We are committed to building a future with responsible, democratic and secure technology in Europe and globally. Through innovative and responsible technological solutions, we can improve the lives of our people and strengthen our societies and economies. Responsible technology will be crucial if we are to solve some of the greatest challenges of the 21st century such as climate change and fair terms for markets and employment. At the same time, we recognise that technology also entails risks that require our attention, including cyberattacks, disinformation and authoritarian surveillance. We will continue to work together in the EU with all Member States to tackle the COVID-19 pandemic, including through cooperation on accelerated production of vaccines as a means to overcome the health crisis and to ensure the return to normal life for our citizens.  

We will continue to support the strong cultural ties between our countries and our people.

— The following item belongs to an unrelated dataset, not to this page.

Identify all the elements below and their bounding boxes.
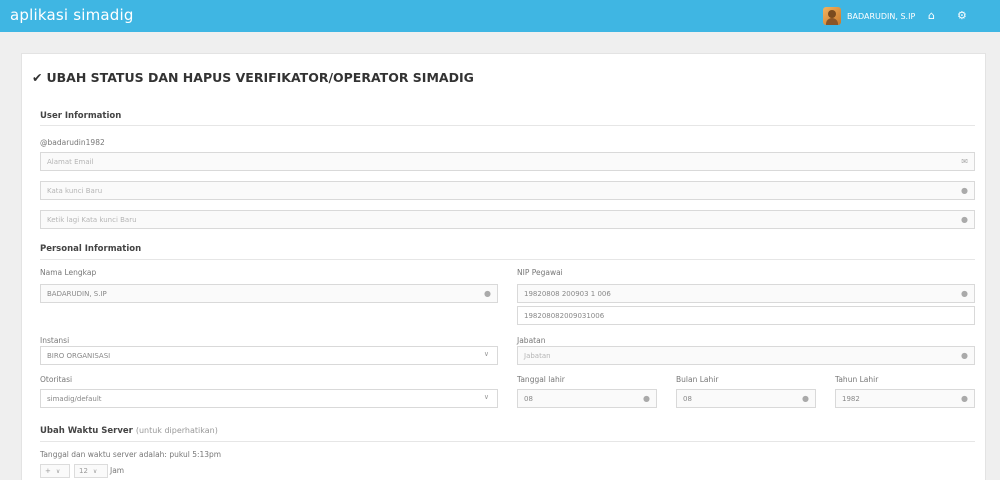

The Danish Cultural Institute opened the first international cultural institute in the Baltic States in Riga in 1990. This happened already during the Baltic struggle to regain independence and before formal diplomatic ties could be reestablished. Still today, the Danish Cultural Institute promotes important cultural exchange and people-to-people contacts.  We encourage our citizens to participate in the many cultural activities in Kaunas as the city becomes European Capital of Culture in 2022.   

In achieving the goals outlined above, we will make use of our multifaceted cooperation – bilaterally, through regional cooperation formats, including Nordic-Baltic cooperation and the Council of the Baltic Sea States, and through relevant multilateral fora. As small states, we acknowledge that we can best promote our common values and safeguard our interests through strong cooperation in multilateral institutions. Therefore, our collaboration within the EU, NATO, UN and other organisations will continue to be the cornerstones of our cooperation.